The Ames Tribune is reporting that even though the Iowa Utilities Board granted Dakota Access the permits to begin construction in Iowa on the Bakken pipeline, opponents of the project are committing to continue the fight to stop the pipeline from carrying oil through the state.

Angie Carter, a member of the Bakken Pipeline Resistance Coalition, said the group has a few upcoming events that are designed to keep the fight alive while having some fun along the way.

“We know we're against this pipeline, we know we want to stop it but it's also important to remember that we are for community building, being good neighbors and standing with those who are on the front lines of this fight,” Carter said.

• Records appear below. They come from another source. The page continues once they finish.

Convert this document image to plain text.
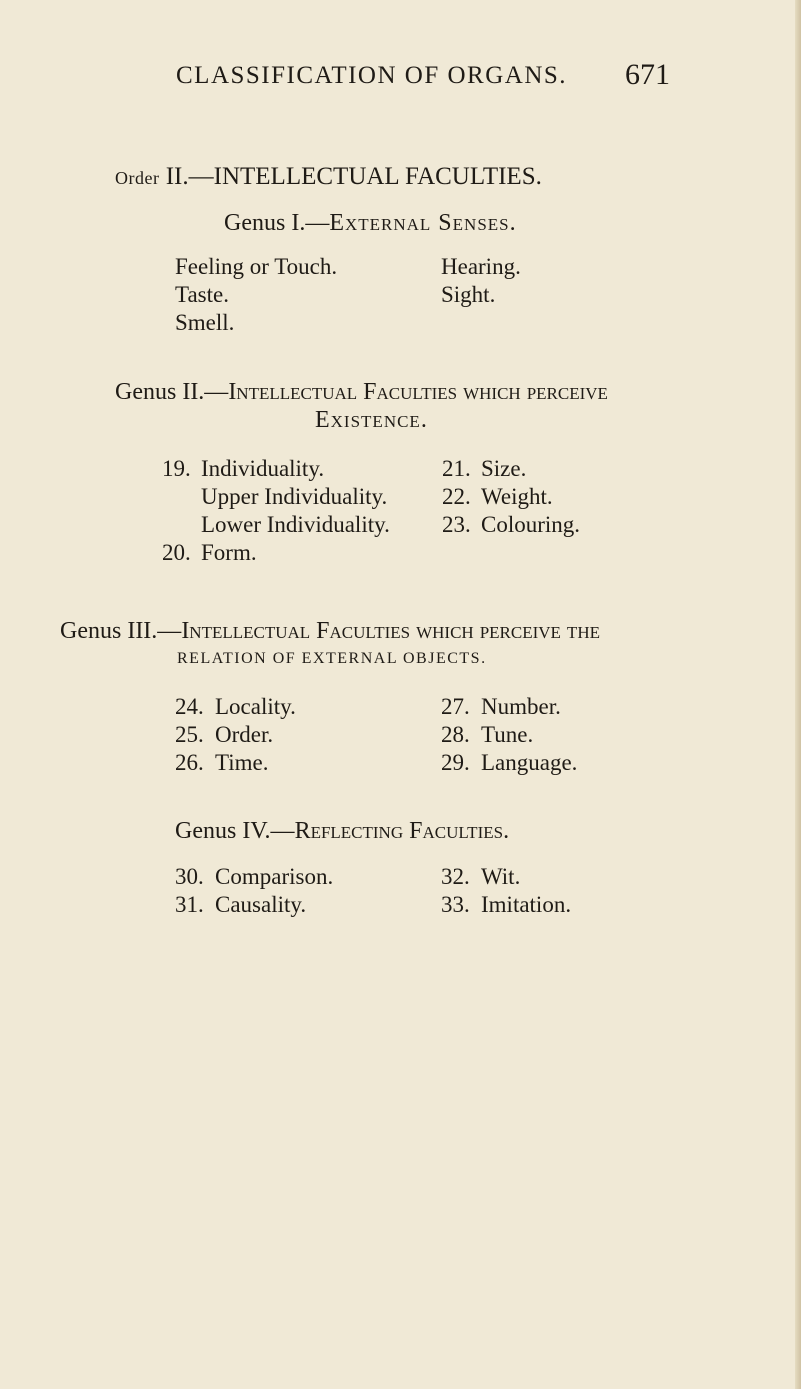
CLASSIFICATION OF ORGANS. 671
Order II.—INTELLECTUAL FACULTIES.
Genus I.—External Senses.
Feeling or Touch.
Taste.
Smell.
Hearing.
Sight.
Genus II.—Intellectual Faculties which perceive
Existence.
19. Individuality.
Upper Individuality.
Lower Individuality.
20. Form.
21. Size.
22. Weight.
23. Colouring.
Genus III.—Intellectual Faculties which perceive the
RELATION OF EXTERNAL OBJECTS.
24. Locality.
25. Order.
26. Time.
27. Number.
28. Tune.
29. Language.
Genus IV.—Reflecting Faculties.
30. Comparison.
31. Causality.
32. Wit.
33. Imitation.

To show that support for landowners who are refusing to allow the pipeline be constructed without opposition, the coalition will host a press conference at 10 a.m. Wednesday on Dick and Judy Lamb's property off of U.S. Highway 30 in Boone County. The event will feature landowners affected directly by the proposed route and others who are standing in support of their refusal to sign voluntary easements for Dakota Access to cross their property with the pipeline. Carter said they also understand why people have signed the agreements and they want to support those landowners as well.

“I think it's important that people know about the landowner's continued fight because in Iowa they are really on the front lines of this,” Carter said. “We want to show solidarity for landowners whether or not they've signed easements, whether or not their land has been condemned so they know that we stand with them and they are not alone.”

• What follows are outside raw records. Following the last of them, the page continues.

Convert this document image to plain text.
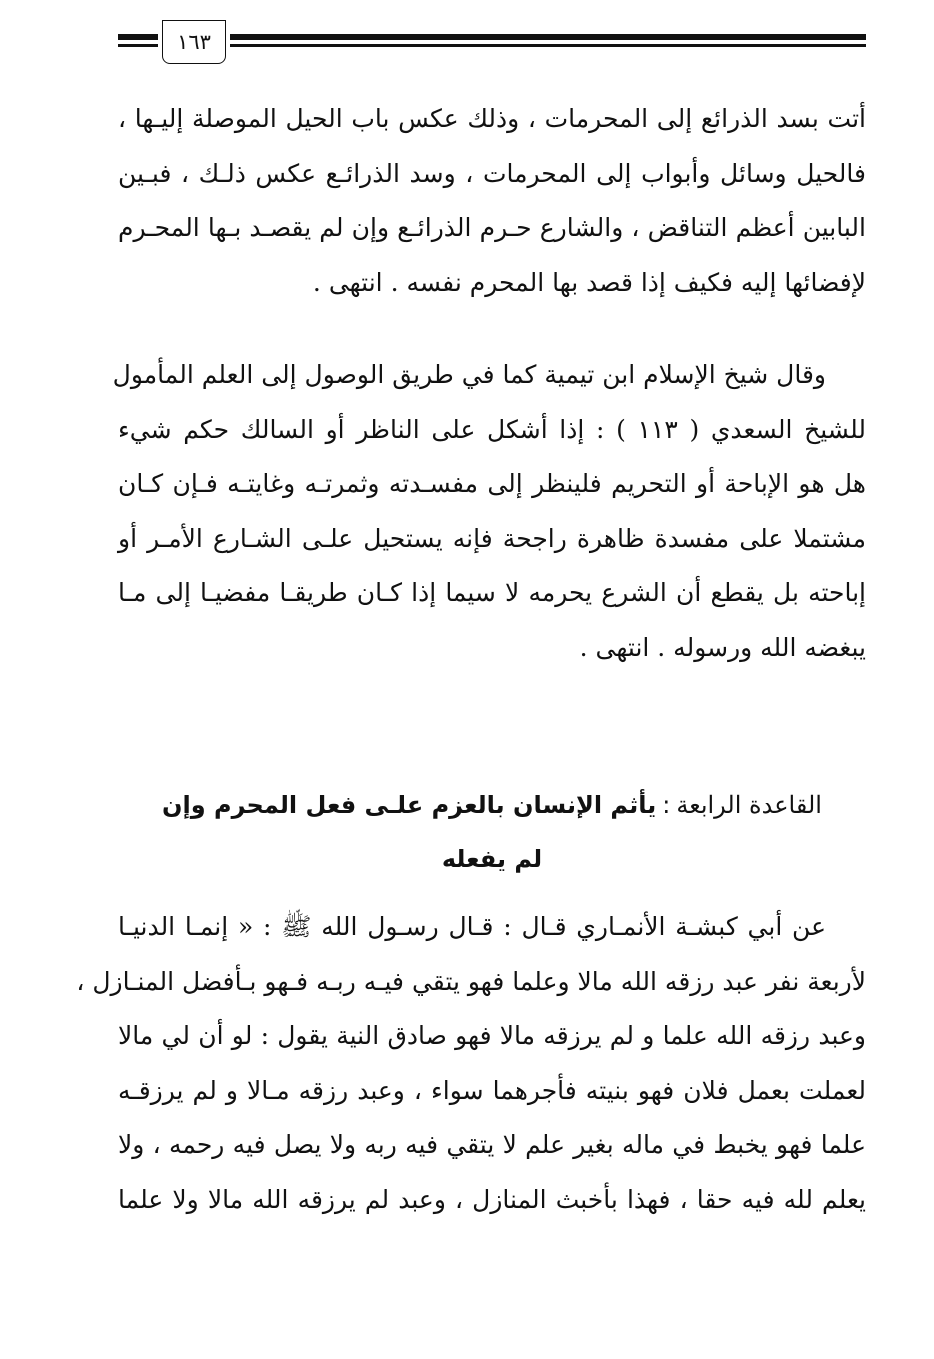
١٦٣

أتت بسد الذرائع إلى المحرمات ، وذلك عكس باب الحيل الموصلة إليـها ،
فالحيل وسائل وأبواب إلى المحرمات ، وسد الذرائـع عكس ذلـك ، فبـين
البابين أعظم التناقض ، والشارع حـرم الذرائـع وإن لم يقصـد بـها المحـرم
لإفضائها إليه فكيف إذا قصد بها المحرم نفسه . انتهى .

وقال شيخ الإسلام ابن تيمية كما في طريق الوصول إلى العلم المأمول
للشيخ السعدي ( ١١٣ ) : إذا أشكل على الناظر أو السالك حكم شيء
هل هو الإباحة أو التحريم فلينظر إلى مفسـدته وثمرتـه وغايتـه فـإن كـان
مشتملا على مفسدة ظاهرة راجحة فإنه يستحيل علـى الشـارع الأمـر أو
إباحته بل يقطع أن الشرع يحرمه لا سيما إذا كـان طريقـا مفضيـا إلى مـا
يبغضه الله ورسوله . انتهى .

القاعدة الرابعة:يأثم الإنسان بالعزم علـى فعل المحرم وإن
لم يفعله

عن أبي كبشـة الأنمـاري قـال : قـال رسـول الله ﷺ : « إنمـا الدنيـا
لأربعة نفر عبد رزقه الله مالا وعلما فهو يتقي فيـه ربـه فـهو بـأفضل المنـازل ،
وعبد رزقه الله علما و لم يرزقه مالا فهو صادق النية يقول : لو أن لي مالا
لعملت بعمل فلان فهو بنيته فأجرهما سواء ، وعبد رزقه مـالا و لم يرزقـه
علما فهو يخبط في ماله بغير علم لا يتقي فيه ربه ولا يصل فيه رحمه ، ولا
يعلم لله فيه حقا ، فهذا بأخبث المنازل ، وعبد لم يرزقه الله مالا ولا علما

Later in the week, the resistance coalition also has planned a “flotilla” type protest on the Des Moines River that will consist of several canoes and kayaks traveling down river to the spot where the pipeline will cross.

The flotilla is expected to last approximately two hours and will travel from Norton's Ford Access northeast of Pilot Mound to the North Fraser Ramp just north of Fraser, passing along the section of the Des Moines river the Bakken pipeline is proposed to cross. Following the flotilla, the group will host a community gathering at Pilot Mound Community Center featuring food, music and fellowship. Community members are welcome for all or part of the day. The group will have extra canoes rented for those without. That will begin at 11 a.m. on June 25.

“We'll be floating along the section of the river where the pipeline is proposed to go underneath and trying to raise more attention and awareness about the risk that that poses to all of us downstream,” Carter said.

Linda Murken, a member of the Bakken Pipeline Resistance Coalition, said the flotilla will also serve as a way to push the Army Corps of Engineers to deny Dakota Access the permits required to cross the water way.

“This is not Dakota Access's river; this is Iowa's river, and the quality of the water is what's important because Boone gets its drinking water from there … Xenia Rural Water does, the city of Des Moines does. What happens if we pollute this water further?” Murken said.